La saveur du mesfouf

La saveur subtile du "mesfouf" fait de ce couscous, une préparation à nulle autre pareille. Ce mesfouf est un couscous sans sauce qui est proposé avec du lait et du sucre en poudre tout simplement, ou bien avec des fruits de saison. Ainsi, s'il est classique de déguster un mesfouf aux dattes, ce plat est également très apprécié avec des grenades, du raisin ou d'autres fruits. Surtout consommé durant le mois de Ramadan, il constitue un plat de céréales très prisé au petit-déjeuner ou bien une collation parfumée à l'eau de fleurs d’oranger. Au Maroc et en Algérie, notre mesfouf porte le nom de "seffa" et répond aux mêmes caractéristiques d'un plat typiquement nord-africain.

La bsissa, cet autre incontournable

Qu'on la nomme bsissa ou zommita ou autre chose, cela revient au même. Car il s'agit toujours de notre succulente farine d'orge ou de blé. Certains utilisaient une farine de caroube, de sorgho ou de lentilles mais ils sont désormais trés rares. Toutefois, tous mêlaient cette farine avec des grains d'anis, des pois chiches ou de la marjolaine. La nostalgie est grande pour ces bsissa et helba de nos enfances qu'on délayait dans l'eau ou que l'on pétrissait avec un peu d'huile d'olive.

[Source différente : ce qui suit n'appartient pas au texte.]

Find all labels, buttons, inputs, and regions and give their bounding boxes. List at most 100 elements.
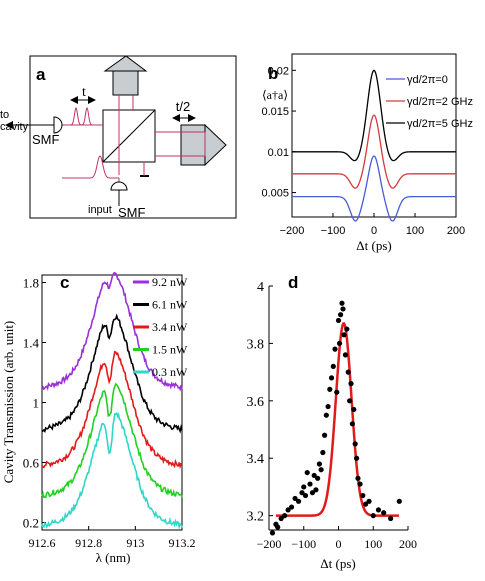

"Moussem" festif et lunaisons

Plusieurs célébrations ponctuent le mois saint du Ramadan. Elles peuvent être liées aux coutumes et usages ou bien avoir une signification rituelle. Dans la langue tunisienne, ces célébrations sont désignées par le terme de "moussem". D'ailleurs, elles ne concernent pas seulement le mois du jeûne puisque les journées considérées "moussem" s'étalent tout au long de l'année. Dans certaines familles, tous les jeudis et les vendredis de l'année sont vécus sur ce mode du "moussem" et impliqueront le respect de certaines traditions dont le jeûne fait partie. En effet, beaucoup de Tunisiens jeûnent plusieurs fois au cours de l'année et le font surtout en lien avec Ramadan. Ainsi, plusieurs personnes respectent au moins deux jours de jeûne durant les mois qui précèdent Ramadan, notamment ceux de Joumada, Rejeb et Chaabane. Le quatorzième jour de Ramadan est un "moussem" festif. Dans le langage courant, on parle de "lilet al nosf" c'est à dire de la "veille de la moitié" en se référant à l'autre quinzaine qui reste. À partir de ce quatorzième jour, les regards se tournent déjà vers la fête de l'Aid mais le jeûne n'a pas dit son dernier mot puisqu'il va culminer au vingt-septième jour de Ramadan avant de se terminer lentement. Le "moussem" du quatorzième jour est à nos portes et, comme chaque année, il sera accueilli avec faste et, surtout, dans la joie d'une première quinzaine de jeûne accomplie.